Irónicamente, los coleccionistas suelen abandonar justo cuando obtienen su cinturón negro. ¿Por qué? Porque una vez que tienen el trofeo, se dan cuenta de que no entienden lo suficiente como para enseñarlo. No pueden transmitir lo que nunca comprendieron. El aprendiz, en cambio, sabe que el cinturón negro es solo el comienzo de un estudio más profundo, no la línea de meta.

El camino del aprendiz: Paciencia y Principios

El verdadero aprendiz entiende que las artes marciales no son una lista de compras, sino un lenguaje. No se trata de memorizar palabras sueltas, sino de entender la gramática del combate. Cuando un aprendiz tiene dificultades con una técnica, no culpa a la técnica ni dice "eso no serviría en la calle". Se mira a sí mismo y pregunta: "¿Qué me falta?".

Con el tiempo, el aprendiz deja de ver técnicas aisladas y empieza a reconocer patrones universales. Entiende que un agarre al cuello es un empujón, que un empujón es un dedo apuntando, que un dedo es un puñetazo, y que un puñetazo es una oportunidad de control. La técnica más aburrida puede revelar una verdad profunda si se estudia con la atención adecuada.

La responsabilidad sagrada de enseñar

Quizás el punto más crucial de la reflexión de Jackson es la responsabilidad hacia los demás. Las artes marciales no son un hobby inocuo; son conocimientos diseñados para proteger vidas. Si tu hija fuera tu estudiante, ¿te conformarías con enseñarle movimientos a medias? ¿Le permitirías avanzar sin asegurarte de que comprende la mecánica que podría salvarla?

Cada técnica que aprendes hoy es una técnica que podrías tener que enseñar mañana. Alguien podría depender de tu capacidad para explicar y demostrar correctamente. Esa persona merece algo mejor que una colección de gestos vacíos. Merece un maestro que haya habitado los fundamentos el tiempo suficiente para convertirlos en sabiduría viva.
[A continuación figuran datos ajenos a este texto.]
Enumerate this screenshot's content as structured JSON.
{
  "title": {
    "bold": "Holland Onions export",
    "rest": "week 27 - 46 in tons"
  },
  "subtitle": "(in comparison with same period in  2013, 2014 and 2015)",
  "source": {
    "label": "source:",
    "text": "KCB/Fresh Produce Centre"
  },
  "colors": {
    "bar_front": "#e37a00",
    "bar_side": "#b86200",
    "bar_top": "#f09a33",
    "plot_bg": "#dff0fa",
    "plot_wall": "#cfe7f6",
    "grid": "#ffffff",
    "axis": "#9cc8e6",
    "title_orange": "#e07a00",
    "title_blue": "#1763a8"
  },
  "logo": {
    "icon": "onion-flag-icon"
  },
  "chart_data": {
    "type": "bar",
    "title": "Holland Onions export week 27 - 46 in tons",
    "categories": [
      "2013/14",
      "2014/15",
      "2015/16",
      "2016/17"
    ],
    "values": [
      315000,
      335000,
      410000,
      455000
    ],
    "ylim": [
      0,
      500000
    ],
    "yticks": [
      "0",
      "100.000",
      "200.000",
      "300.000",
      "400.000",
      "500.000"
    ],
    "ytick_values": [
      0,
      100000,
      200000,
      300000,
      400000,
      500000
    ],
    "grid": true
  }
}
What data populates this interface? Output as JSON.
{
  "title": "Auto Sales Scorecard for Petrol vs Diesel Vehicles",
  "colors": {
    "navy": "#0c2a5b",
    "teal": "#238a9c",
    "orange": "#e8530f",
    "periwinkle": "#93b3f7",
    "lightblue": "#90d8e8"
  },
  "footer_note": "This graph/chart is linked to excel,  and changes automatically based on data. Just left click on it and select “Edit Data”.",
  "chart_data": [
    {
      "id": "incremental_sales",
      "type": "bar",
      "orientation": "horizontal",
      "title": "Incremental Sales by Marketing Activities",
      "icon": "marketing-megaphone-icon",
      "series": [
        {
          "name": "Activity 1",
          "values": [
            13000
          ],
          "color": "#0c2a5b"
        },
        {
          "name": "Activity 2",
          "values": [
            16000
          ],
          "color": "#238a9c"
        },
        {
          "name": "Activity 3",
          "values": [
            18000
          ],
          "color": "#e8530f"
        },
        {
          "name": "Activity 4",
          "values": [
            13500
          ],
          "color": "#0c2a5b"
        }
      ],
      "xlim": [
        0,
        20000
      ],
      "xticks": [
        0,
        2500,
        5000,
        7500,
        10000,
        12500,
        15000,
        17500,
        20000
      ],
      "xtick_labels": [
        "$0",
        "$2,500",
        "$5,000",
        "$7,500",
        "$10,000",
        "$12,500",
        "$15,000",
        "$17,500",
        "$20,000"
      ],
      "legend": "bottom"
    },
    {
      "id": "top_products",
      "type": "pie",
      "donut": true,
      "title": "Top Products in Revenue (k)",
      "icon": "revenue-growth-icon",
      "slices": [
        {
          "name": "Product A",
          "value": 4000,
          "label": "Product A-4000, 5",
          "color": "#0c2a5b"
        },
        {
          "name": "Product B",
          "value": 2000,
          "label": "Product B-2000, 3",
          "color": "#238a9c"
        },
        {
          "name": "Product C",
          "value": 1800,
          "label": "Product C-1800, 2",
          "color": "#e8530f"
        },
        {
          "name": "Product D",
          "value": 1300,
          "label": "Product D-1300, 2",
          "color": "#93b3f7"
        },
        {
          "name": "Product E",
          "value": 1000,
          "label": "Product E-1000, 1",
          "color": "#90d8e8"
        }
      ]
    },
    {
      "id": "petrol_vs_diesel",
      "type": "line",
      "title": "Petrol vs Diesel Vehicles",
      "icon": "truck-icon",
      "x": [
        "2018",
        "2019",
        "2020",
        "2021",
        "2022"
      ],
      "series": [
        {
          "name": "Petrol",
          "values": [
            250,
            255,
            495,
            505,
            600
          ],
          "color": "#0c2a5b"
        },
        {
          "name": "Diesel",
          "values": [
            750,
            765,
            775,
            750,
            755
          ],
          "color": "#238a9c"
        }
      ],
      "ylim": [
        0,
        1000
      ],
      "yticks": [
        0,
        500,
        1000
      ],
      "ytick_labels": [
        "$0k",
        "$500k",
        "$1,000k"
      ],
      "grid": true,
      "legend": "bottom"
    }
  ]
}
Dejar de coleccionar, empezar a aprender

Si te reconoces en la figura del coleccionista, no te desanimes. La solución es simple pero exige humildad: frena. Observa a los demás. A veces corregimos errores en otros que en realidad son nuestros. Presta atención a los detalles. Y sobre todo, recuerda que si planeas practicar toda la vida, no hay prisa. La maestría no es una carrera de velocidad, es una maratón de atención.

Conclusión: El tesoro invisible

Al final, la colección más valiosa no es la que se exhibe en un estante o en un currículum, sino la que reside en la comprensión silenciosa del cuerpo y la mente. El coleccionista busca la validación externa; el aprendiz busca la competencia interna. Y paradójicamente, es el aprendiz quien, al dejar de acumular, termina poseyendo verdaderamente el arte. Porque en las artes marciales, como en la vida, menos suele ser más, siempre que ese "menos" sea profundo, sincero y vivido.